Of course…that neutrino mirror. You’re going to need to explain how that works, how it’s going to reflect light (since neutrinos don’t really interact with light much either) and how you propose to set it up. The diagram mentions quantum entanglement, but there is no known way to entangle particles that are not in contact with one another. In fact, if you can pull that off, that’s a Nobel Prize right there for sure!
So…yeah…that’s kind of an issue. It’s not clear how entangling a huge mass of neutrons, then transporting them 5,000 lights years away, then assembling them into a mirror…is really going to help you. I mean, do you think that’s really far enough? We kind of have records that far back. I’d really like to see the flight mechanics of pteranodons myself, but whatever, it’s your project.
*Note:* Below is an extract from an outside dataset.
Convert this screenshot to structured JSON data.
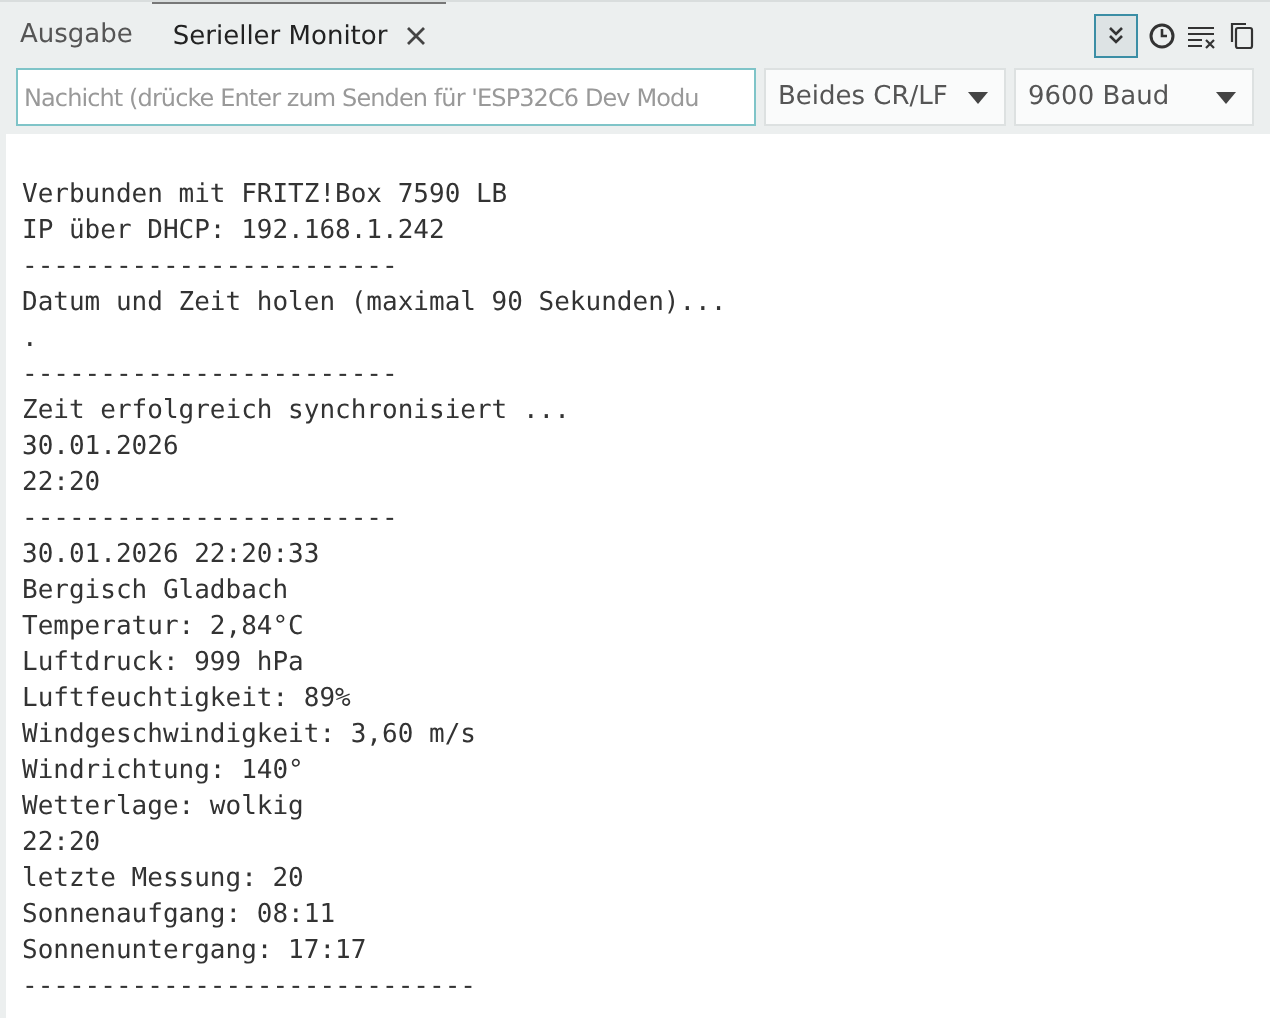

On the other hand, maybe you should start small and build your neutrino mirror like, a light week away and see if you can read some of the Tweets Trump has deleted since then. I mean, it would be a bummer to spend that kind of money and wait literally longer than civilization has been here just to find out you screwed up the focus or something like on the Hubble.
In fact, that’s probably the way to go anyway. 5,000 light years is a long, long, long way. Even if we had a perfectly ordinary glass mirror out there a hundred times the size of a solar system, we still couldn’t see the Earth in it’s reflection. The largest telescopes in the world today can’t see the Apollo landers left on the moon fifty years ago, and the moon is only 1.5 light seconds away.
These same telescopes can only detect planets orbiting stars a few hundred light years away by inference…by looking for the slight dimming when a planet crosses in front of the star and things like that. So even if you had a giant neutrino mirror out there right now, and a giant optical telescope here looking at it, it would be hard to detect the Earth (even knowing where to look) much less see anything useful on it.
But don’t give up. Heck, you’ve got about twelve ideas here that could win you the Nobel Prize if you could make any of them work. If you keep looking, you might come up with something slightly more practical, but just as awesome. I mean, we actually can use science to learn a lot about the past. Artifacts go back thousands of years. Tree ring series go back 12,000 years. Ice cores go back millions of years. Fossils and geologic evidence can go back billions.
We may not have an easy time viewer, but we can tell a crap ton about the world, its past, and its future, if we know how to look.
So keep looking.